Eines Abends waren wir auf dem kleinen Platz vor dem Café versammelt, die wenigen jüngeren Leute vom Dorf, die Buben vom Wirt, Patrick, sein Cousin Pierre, ein paar andere Freunde. Es war ein milder Vor-Sommerabend, einer der Abende, an denen man nicht schlafen gehen will, von denen man wünscht, dass sie ewig dauern.

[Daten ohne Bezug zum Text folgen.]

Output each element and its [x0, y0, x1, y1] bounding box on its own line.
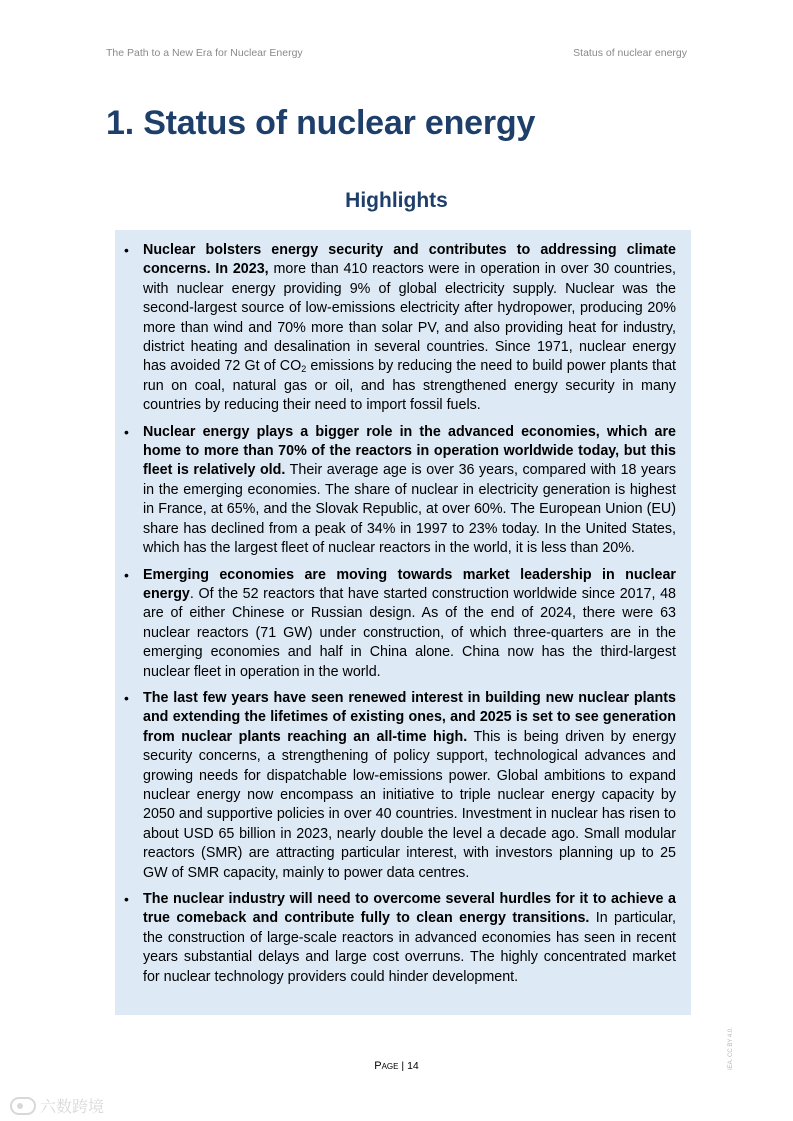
watermark-logo-icon [10, 1097, 36, 1115]
side-license: IEA. CC BY 4.0. [728, 1027, 734, 1070]
bullet-1-bold: Nuclear bolsters energy security and contributes to addressing climate concerns. In 2023, [143, 242, 676, 278]
watermark [10, 1094, 104, 1117]
page-footer [0, 1060, 793, 1072]
bullet-1-text-after: emissions by reducing the need to build power plants that run on coal, natural gas or oil, and has strengthened energy security in many countries by reducing their need to import fossil fuels. [143, 358, 676, 414]
bullet-5-bold: The nuclear industry will need to overcome several hurdles for it to achieve a true comeback and contribute fully to clean energy transitions. [143, 891, 676, 927]
bullet-3-text: . Of the 52 reactors that have started construction worldwide since 2017, 48 are of either Chinese or Russian design. As of the end of 2024, there were 63 nuclear reactors (71 GW) under construction, of which three-quarters are in the emerging economies and half in China alone. China now has the third-largest nuclear fleet in operation in the world. [143, 585, 676, 680]
highlight-bullet-3 [124, 566, 676, 682]
highlight-bullet-1 [124, 241, 676, 416]
bullet-2-text: Their average age is over 36 years, compared with 18 years in the emerging economies. The share of nuclear in electricity generation is highest in France, at 65%, and the Slovak Republic, at over 60%. The European Union (EU) share has declined from a peak of 34% in 1997 to 23% today. In the United States, which has the largest fleet of nuclear reactors in the world, it is less than 20%. [143, 462, 676, 557]
highlight-bullet-2 [124, 423, 676, 559]
bullet-4-text: This is being driven by energy security concerns, a strengthening of policy support, technological advances and growing needs for dispatchable low-emissions power. Global ambitions to expand nuclear energy now encompass an initiative to triple nuclear energy capacity by 2050 and supportive policies in over 40 countries. Investment in nuclear has risen to about USD 65 billion in 2023, nearly double the level a decade ago. Small modular reactors (SMR) are attracting particular interest, with investors planning up to 25 GW of SMR capacity, mainly to power data centres. [143, 728, 676, 881]
highlight-bullet-4 [124, 689, 676, 883]
running-header-right: Status of nuclear energy [573, 47, 687, 59]
watermark-text: 六数跨境 [40, 1099, 105, 1116]
page-number: 14 [407, 1060, 419, 1072]
chapter-title: 1. Status of nuclear energy [106, 104, 536, 142]
bullet-5-text: In particular, the construction of large-scale reactors in advanced economies has seen in recent years substantial delays and large cost overruns. The highly concentrated market for nuclear technology providers could hinder development. [143, 910, 676, 985]
bullet-1-text: more than 410 reactors were in operation in over 30 countries, with nuclear energy providing 9% of global electricity supply. Nuclear was the second-largest source of low-emissions electricity after hydropower, producing 20% more than wind and 70% more than solar PV, and also providing heat for industry, district heating and desalination in several countries. Since 1971, nuclear energy has avoided 72 Gt of CO [143, 261, 676, 375]
page-separator: | [401, 1060, 405, 1072]
running-header-left: The Path to a New Era for Nuclear Energy [106, 47, 303, 59]
bullet-4-bold: The last few years have seen renewed interest in building new nuclear plants and extending the lifetimes of existing ones, and 2025 is set to see generation from nuclear plants reaching an all-time high. [143, 689, 676, 745]
bullet-2-bold: Nuclear energy plays a bigger role in the advanced economies, which are home to more than 70% of the reactors in operation worldwide today, but this fleet is relatively old. [143, 423, 676, 479]
highlights-box [115, 230, 691, 1015]
highlight-bullet-5 [124, 890, 676, 987]
highlights-list [124, 241, 676, 994]
bullet-1-subscript: 2 [301, 364, 307, 375]
page-label: Page [374, 1060, 399, 1072]
bullet-3-bold: Emerging economies are moving towards market leadership in nuclear energy [143, 566, 676, 602]
highlights-title: Highlights [345, 189, 448, 212]
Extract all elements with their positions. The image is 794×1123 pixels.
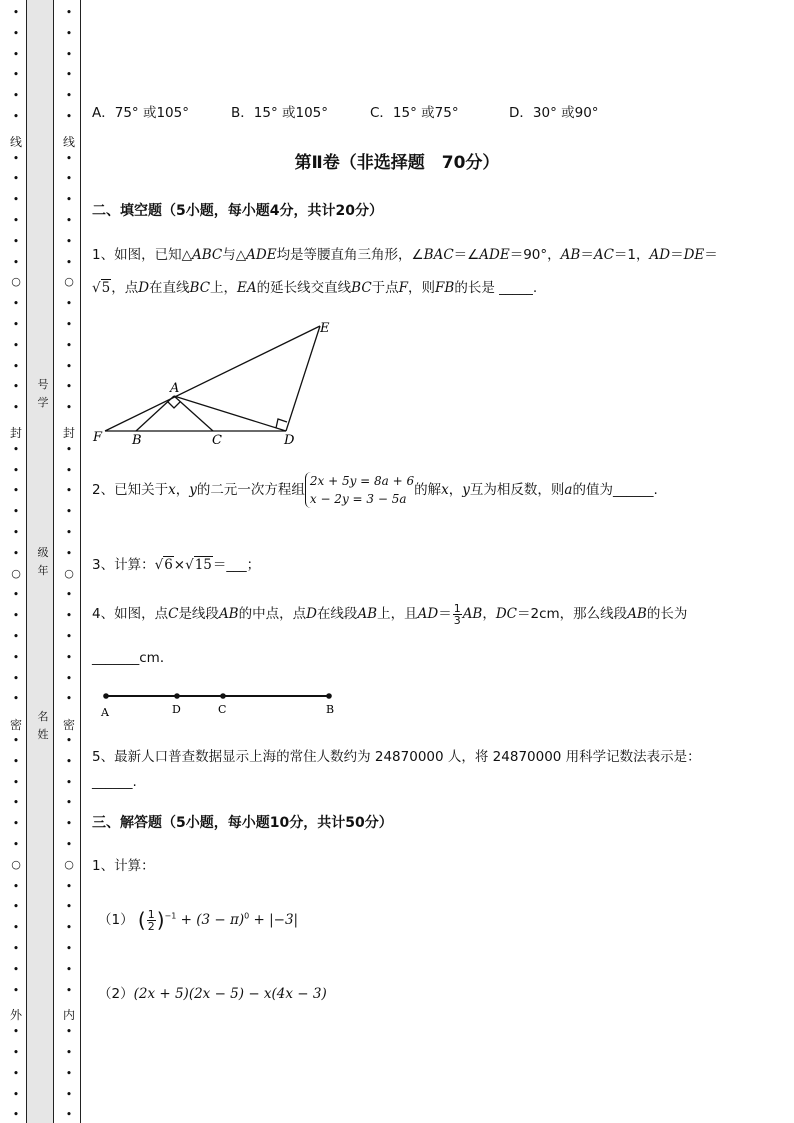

Leise rauschte das Wehr des fast trockenen Flusses, ein paar Grillen zirpten ihren Grillchen ein Liebeslied, süß streifte uns der Atem des Dorfes, diese Mischung von kaltem Kaminfeuer, Stallgeruch, Heu und Moder aus offenen Kellertüren… Eine dreiblättrige Zigarette machte die Runde, langsam fielen die Grenzen von Raum und Zeit. Wir lehnten uns in den Stühlen zurück, unser Blick wanderte zu den Sternen. Patrick sprach von Nepal. Er hatte das Ticket schon gekauft, bald würde es losgehen… Manche beneideten ihn, andere meinten, schöner als hier könne es da kaum sein. „Die Berge sind etwas höher!“, sinnierte ich, „die Hänge sind rot vor Rhododendron, überall raucht man bestes Ganga, man läuft zu Fuß…“ „Das ist ja wie hier!“, warf nach einer Weile Charles ein, „habt ihr die Hänge der Estremaille gesehen? Rot vor Alpenrosen, zu Fuß laufen hier die meisten auch noch, und was das Ganga betrifft, ich frage mich, ob es dort noch besser sein kann als unser Eigenanbau!“ „Ich werde etwas mitbringen! In genau einem Monat werden wir es dann hier testen!“, meinte Patrick. Das fanden wir eine super Idee!